The Meridian Star
In an informal poll on The Meridian Star website we asked readers, "Do you believe there are gangs in Meridian?"
An overwhelming majority of the 235 people who participated in the poll — 97 percent — voted in the affirmative.
The subject appears to be of interest to readers given that in the two months since we first began the polls only one other question — about the presidential debates — garnered more participation.
Marie Collins, grandmother of Terrianda Collins, 21, who died Nov. 10 from multiple gunshot wounds after he was shot outside a home in the 2100 block of 15th Avenue, believes gang members are responsible for her grandson's death.
"I'm tired of it," Marie Collins said the day after her grandson was fatally shot. "They know there are gang members here in Meridian but they pretend they don't exist."
Meridian Police Department Chief James Reed said at a press conference that there was no evidence the shooting was gang related.
Collins' death was one of seven homicides in Meridian this year, up from two last year, according to the Uniform Crime Reporting Program compiled by the FBI.
Suspects in two of those murders have identified themselves as gang members.
According to Lauderdale County Adult Detention Facility records, Jeremy Powe, 22, claimed affiliation with the Vice Lords gang. Powe is charged with murder in the May 21 shooting death of Johnny S. Neely, 23, who was gunned down in the 4300 block of 23rd Street.
Paul Raphael Brown Jr., 17, who is one of two people charged in the Aug. 21 shooting death of Meridian resident Jadarrian Jimerson, 23, indicated he is a member of the Crips gang, according to detention facility records.
We don't know if the shootings were gang related, or even if Powe and Brown are actual members of gangs as they have claimed to be.
We also don't know if the 200 people booked into the Lauderdale County Detention Facility since 2010 who claimed gang membership are actually members of those gangs or not.
We do know that of those 200, 87 said they were members of the Gangsta Disciples; 47 said they were members of the Vice Lords; 45 cited membership in the Simon City Royals; 19 said they were affiliated with the Arian Nation; one said he was a member of the Hells Angels; and one claimed membership in the Crips.
Our feeling is that it doesn't matter if those involved in acts of violence in Meridian are members of notorious gangs or not. As the old saying goes, "If it walks like a duck and talks like a duck, chances are it is probably a duck."
Youths and young adults emulating gangs are more predisposed to commit gang-related acts. In addition to the murders this year, there have been multiple instances recently of guns being fired into unoccupied homes and cars, as well as a couple of shootings that were not fatal.

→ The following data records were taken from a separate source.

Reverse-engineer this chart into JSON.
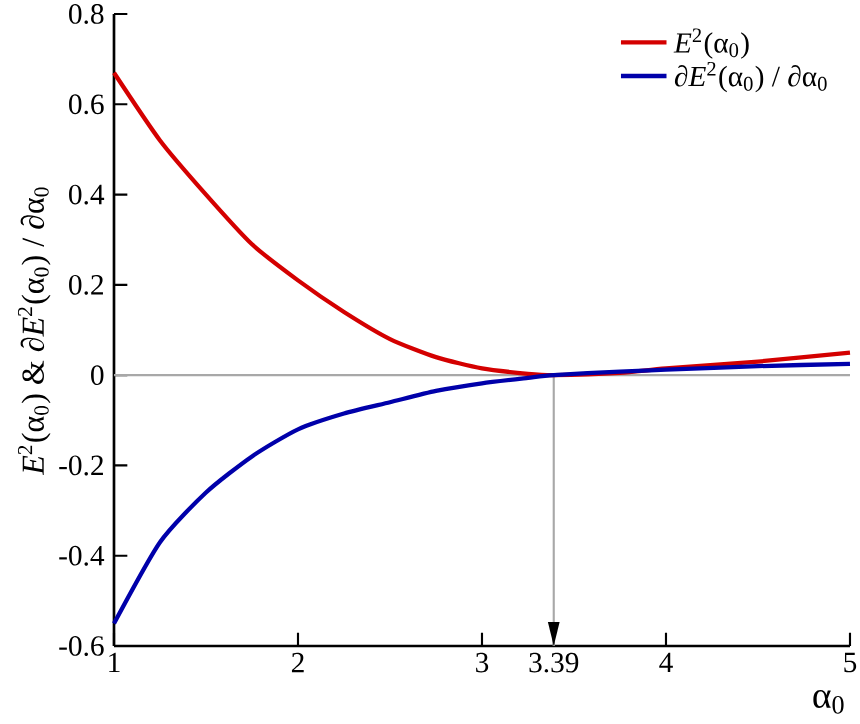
{
  "chart_data": {
    "type": "line",
    "xlabel": "α$_{0}$",
    "ylabel": "*E*$^{2}$(α$_{0}$)   &   ∂*E*$^{2}$(α$_{0}$) / ∂α$_{0}$",
    "x": [
      1,
      1.25,
      1.5,
      1.75,
      2,
      2.25,
      2.5,
      2.75,
      3,
      3.25,
      3.39,
      3.75,
      4,
      4.5,
      5
    ],
    "series": [
      {
        "name": "*E*$^{2}$(α$_{0}$)",
        "color": "#d40000",
        "values": [
          0.67,
          0.52,
          0.4,
          0.29,
          0.21,
          0.14,
          0.08,
          0.04,
          0.015,
          0.003,
          0,
          0.005,
          0.015,
          0.03,
          0.05
        ]
      },
      {
        "name": "∂*E*$^{2}$(α$_{0}$) / ∂α$_{0}$",
        "color": "#0000aa",
        "values": [
          -0.55,
          -0.37,
          -0.26,
          -0.18,
          -0.12,
          -0.085,
          -0.06,
          -0.035,
          -0.018,
          -0.006,
          0,
          0.008,
          0.012,
          0.02,
          0.025
        ]
      }
    ],
    "xlim": [
      1,
      5
    ],
    "ylim": [
      -0.6,
      0.8
    ],
    "xticks": [
      1,
      2,
      3,
      3.39,
      4,
      5
    ],
    "yticks": [
      -0.6,
      -0.4,
      -0.2,
      0,
      0.2,
      0.4,
      0.6,
      0.8
    ],
    "ref_lines": [
      {
        "axis": "y",
        "value": 0,
        "color": "#a8a8a8"
      },
      {
        "axis": "x",
        "value": 3.39,
        "color": "#a8a8a8"
      }
    ],
    "grid": false,
    "legend": "top right",
    "marker": "none",
    "line_style": "solid"
  }
}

Mississippi statutes offer the following definition: "'Street gang' or 'gang' or 'organized gang' or 'criminal street gang' means any combination, confederation, alliance, network, conspiracy, understanding, or other similar conjoining, in law or in fact, of three (3) or more persons with an established hierarchy that, through its membership or through the agency of any member, engages in felonious criminal activity."
Basically that means any group with established leaders and followers who are working together to commit felony crimes are legally considered gangs.
Based on that definition, we suspect Meridian does indeed have a gang problem.